Non osò interromperlo nemmeno per un secondo, nonostante avesse tante domande da fargli. Era così immerso in quella canzone che sembrava quasi non essere più lì con lei, ma in quel posto così confortevole che chiamava musica. Rimase in silenzio, senza cantare, per tutti i restanti minuti e durante quello che in un concerto sarebbe stato un assolo Tracy si sentì invadere da una malinconia sconosciuta. Certo, tantissime volte aveva provato sensazioni simili ascoltando un brano, ma sentì quasi quella chitarra piangere. E in quel pianto percepì tutta la forza e il dolore delle lacrime del ragazzo che stava suonando. Continuò ad osservarlo fino a vederlo staccare le dita dalla chitarra. Le vide posarsi sulla manopola per la regolazione del volume sull’amplificatore, girandola verso sinistra. Il silenzio che si creò dopo non mise a disagio nessuno dei due. Restarono zitti per minuti interi, fino al lungo sospiro di Jake. – So che non è perfetta, ma…
- E’ bellissima.
Il ragazzo alzò lo sguardo verso di lei, distendendo le labbra in un morbido sorriso. – Sì?

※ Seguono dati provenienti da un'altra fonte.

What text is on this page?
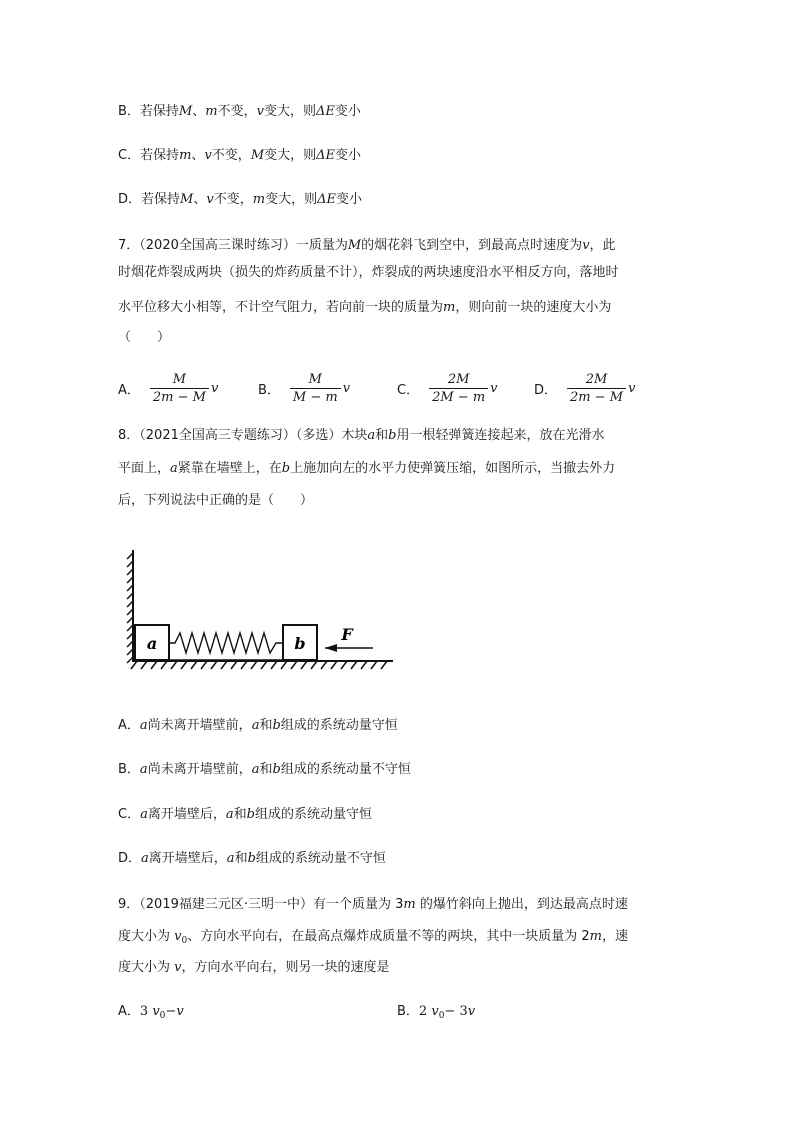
B．若保持M、m不变，v变大，则ΔE变小
C．若保持m、v不变，M变大，则ΔE变小
D．若保持M、v不变，m变大，则ΔE变小
7．（2020全国高三课时练习）一质量为M的烟花斜飞到空中，到最高点时速度为v，此
时烟花炸裂成两块（损失的炸药质量不计），炸裂成的两块速度沿水平相反方向，落地时
水平位移大小相等，不计空气阻力，若向前一块的质量为m，则向前一块的速度大小为
（　　）
A． $\frac{M}{2m - M}$ v	B． $\frac{M}{M - m}$ v	C． $\frac{2M}{2M - m}$ v	D． $\frac{2M}{2m - M}$ v
8．（2021全国高三专题练习）（多选）木块a和b用一根轻弹簧连接起来，放在光滑水
平面上，a紧靠在墙壁上，在b上施加向左的水平力使弹簧压缩，如图所示，当撤去外力
后，下列说法中正确的是（　　）
a	b F
A．a尚未离开墙壁前，a和b组成的系统动量守恒
B．a尚未离开墙壁前，a和b组成的系统动量不守恒
C．a离开墙壁后，a和b组成的系统动量守恒
D．a离开墙壁后，a和b组成的系统动量不守恒
9．（2019福建三元区·三明一中）有一个质量为 3m 的爆竹斜向上抛出，到达最高点时速
度大小为 $v_0$、方向水平向右，在最高点爆炸成质量不等的两块，其中一块质量为 2m，速
度大小为 v，方向水平向右，则另一块的速度是
A．3 $v_0-v$	B．2 $v_0- 3v$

- Non l’avevo mai sentita, io… Non riesco nemmeno ad attribuirla a un artista che conosco.
- L’ho scritta io.
Tracy quasi non ci credette: quello era un pezzo complicato, lungo ma ben costruito. A sua volta era una musicista, quindi riuscì a capire quanto dietro quel brano non ci fosse solo un colpo di fortuna nato dall’esperimento di un ragazzino alle prime armi con una chitarra, ma del talento e delle idee che avevano una forma.
- Come l’avete chiamata?
- Be’… - Jake scrollò le spalle, posando la chitarra sul supporto appoggiato alla parete. – Abbiamo iniziato a suonarla anni fa, con Josh. Non era esattamente identica a ora, le parole erano diverse e non le avevamo nemmeno scritte noi. Era una specie di cover, anche se solo dal punto di vista del testo, poi io ho aggiunto qualche modifica all’assolo. L’avevamo chiamata “Black flag exposition”.

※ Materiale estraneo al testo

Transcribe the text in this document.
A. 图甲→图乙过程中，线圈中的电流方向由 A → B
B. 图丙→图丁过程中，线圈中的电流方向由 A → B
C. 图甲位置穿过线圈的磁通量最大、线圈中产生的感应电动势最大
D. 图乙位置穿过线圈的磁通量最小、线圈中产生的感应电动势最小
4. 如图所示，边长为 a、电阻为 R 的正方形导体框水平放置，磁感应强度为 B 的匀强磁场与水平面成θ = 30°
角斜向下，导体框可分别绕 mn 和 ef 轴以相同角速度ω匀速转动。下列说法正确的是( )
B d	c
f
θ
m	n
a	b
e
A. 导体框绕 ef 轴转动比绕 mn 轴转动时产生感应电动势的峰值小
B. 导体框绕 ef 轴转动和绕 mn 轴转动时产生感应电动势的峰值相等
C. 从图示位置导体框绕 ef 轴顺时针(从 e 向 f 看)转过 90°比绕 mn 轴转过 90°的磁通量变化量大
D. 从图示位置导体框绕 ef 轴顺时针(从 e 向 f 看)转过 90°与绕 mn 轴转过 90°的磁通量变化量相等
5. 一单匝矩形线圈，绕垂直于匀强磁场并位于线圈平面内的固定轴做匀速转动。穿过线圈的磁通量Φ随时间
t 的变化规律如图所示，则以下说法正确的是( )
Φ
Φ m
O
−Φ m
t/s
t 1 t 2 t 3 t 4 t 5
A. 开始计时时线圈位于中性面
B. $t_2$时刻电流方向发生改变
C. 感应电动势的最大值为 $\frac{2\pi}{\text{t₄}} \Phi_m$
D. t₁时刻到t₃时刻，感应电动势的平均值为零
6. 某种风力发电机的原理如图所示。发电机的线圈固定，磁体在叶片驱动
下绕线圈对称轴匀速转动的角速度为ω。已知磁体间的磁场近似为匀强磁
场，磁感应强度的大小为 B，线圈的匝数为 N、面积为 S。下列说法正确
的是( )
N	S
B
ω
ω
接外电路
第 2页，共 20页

- Qual era, quella canzone?
- Si chiama “Lay down” ed è di Melanie Safka. Non so se…
- Oh, sì! Sì, la conosco. “So raise your candles high”.

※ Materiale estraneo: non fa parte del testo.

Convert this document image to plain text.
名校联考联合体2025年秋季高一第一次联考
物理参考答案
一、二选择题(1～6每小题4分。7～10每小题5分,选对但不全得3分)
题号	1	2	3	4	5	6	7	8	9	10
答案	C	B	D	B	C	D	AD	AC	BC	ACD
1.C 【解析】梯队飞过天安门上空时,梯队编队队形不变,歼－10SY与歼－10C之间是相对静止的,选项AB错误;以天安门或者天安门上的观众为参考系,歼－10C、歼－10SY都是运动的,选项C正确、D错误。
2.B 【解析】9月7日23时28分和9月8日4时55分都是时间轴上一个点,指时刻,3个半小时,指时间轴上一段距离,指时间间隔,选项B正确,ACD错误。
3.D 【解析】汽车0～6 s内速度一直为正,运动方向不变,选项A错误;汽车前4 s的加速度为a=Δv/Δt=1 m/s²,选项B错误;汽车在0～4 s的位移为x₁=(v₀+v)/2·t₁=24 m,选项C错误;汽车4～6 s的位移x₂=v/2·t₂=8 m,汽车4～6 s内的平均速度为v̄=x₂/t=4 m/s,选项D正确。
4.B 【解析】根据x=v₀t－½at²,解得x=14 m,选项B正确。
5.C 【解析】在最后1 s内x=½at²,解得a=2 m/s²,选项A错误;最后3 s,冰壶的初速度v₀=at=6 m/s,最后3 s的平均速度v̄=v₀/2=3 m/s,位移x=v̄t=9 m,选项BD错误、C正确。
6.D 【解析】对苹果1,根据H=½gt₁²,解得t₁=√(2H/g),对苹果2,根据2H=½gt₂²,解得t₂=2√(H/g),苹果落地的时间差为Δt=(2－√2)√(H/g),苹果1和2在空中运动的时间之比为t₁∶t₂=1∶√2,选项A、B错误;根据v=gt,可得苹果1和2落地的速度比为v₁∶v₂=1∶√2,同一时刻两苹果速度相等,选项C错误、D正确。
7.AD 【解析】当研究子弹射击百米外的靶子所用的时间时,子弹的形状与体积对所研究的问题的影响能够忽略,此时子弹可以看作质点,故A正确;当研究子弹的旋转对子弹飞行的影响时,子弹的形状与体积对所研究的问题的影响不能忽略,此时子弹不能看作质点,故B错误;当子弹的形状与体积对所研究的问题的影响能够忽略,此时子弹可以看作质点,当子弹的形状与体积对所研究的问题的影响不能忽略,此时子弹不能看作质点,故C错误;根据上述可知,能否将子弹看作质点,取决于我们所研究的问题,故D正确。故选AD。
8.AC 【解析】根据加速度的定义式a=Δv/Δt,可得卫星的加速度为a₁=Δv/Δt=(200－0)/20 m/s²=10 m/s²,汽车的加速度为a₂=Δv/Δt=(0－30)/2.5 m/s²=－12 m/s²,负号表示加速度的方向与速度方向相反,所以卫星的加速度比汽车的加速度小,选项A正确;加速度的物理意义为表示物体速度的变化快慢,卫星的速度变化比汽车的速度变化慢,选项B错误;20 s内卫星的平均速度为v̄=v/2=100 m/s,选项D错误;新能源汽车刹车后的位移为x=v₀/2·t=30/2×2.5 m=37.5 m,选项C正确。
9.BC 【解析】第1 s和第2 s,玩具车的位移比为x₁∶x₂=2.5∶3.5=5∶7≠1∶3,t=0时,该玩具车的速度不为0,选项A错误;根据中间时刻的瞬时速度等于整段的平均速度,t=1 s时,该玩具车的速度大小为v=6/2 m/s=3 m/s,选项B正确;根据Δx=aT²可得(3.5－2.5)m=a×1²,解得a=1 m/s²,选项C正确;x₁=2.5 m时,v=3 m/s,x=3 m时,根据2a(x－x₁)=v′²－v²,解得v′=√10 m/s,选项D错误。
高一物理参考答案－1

A Jake brillarono gli occhi e sorrise, indicandola. – Esatto, proprio quella. In Black flag la parte cantata era ancora più breve di ora.
- E ora? Il nome è cambiato?
- Sì. Ora è “The weight of dreams”.
Tracy restò a guardarlo per un attimo e lo vide spostare a sua volta lo sguardo nel suo. Sentì il cuore battere forte. Erano molto vicini, seduti l’uno difronte all’altra sullo stesso piccolo divano. Vide Jake chiudere gli occhi e respirare a fondo. – Non è cambiato nulla.
La ragazza lo guardò confusa. – Cosa?
Vide Jake sporgersi in avanti e non fece nemmeno in tempo a chiedersi cosa stesse facendo, ritrovandosi le sue labbra sulle proprie. Con un sussulto risucchiò l’aria che stava respirando ad occhi spalancati, mentre sentiva le dita di Jake posarsi sul suo cuoio capelluto.
Si sentì invadere il corpo dall’elettricità e dall’adrenalina e non esitò un secondo. Serrò gli occhi e spinse il ragazzo fino a distenderlo con la schiena sul divano, si posizionò sopra di lui posando le mani sulle sue spalle mentre approfondiva il bacio. Quella foga non apparteneva probabilmente a nessuno dei due, ed era nata dopo tutti quegli anni in cui erano stati distanti. Sentì Jake ridere sotto di lei, probabilmente sorpreso dalla sua reazione e lo guardò, preoccupata di aver fatto qualcosa di sbagliato. – Tutto bene? Ti senti a disagio?
Sentì la mano destra di Jake posarsi sulla sua nuca, riportandola su di sé.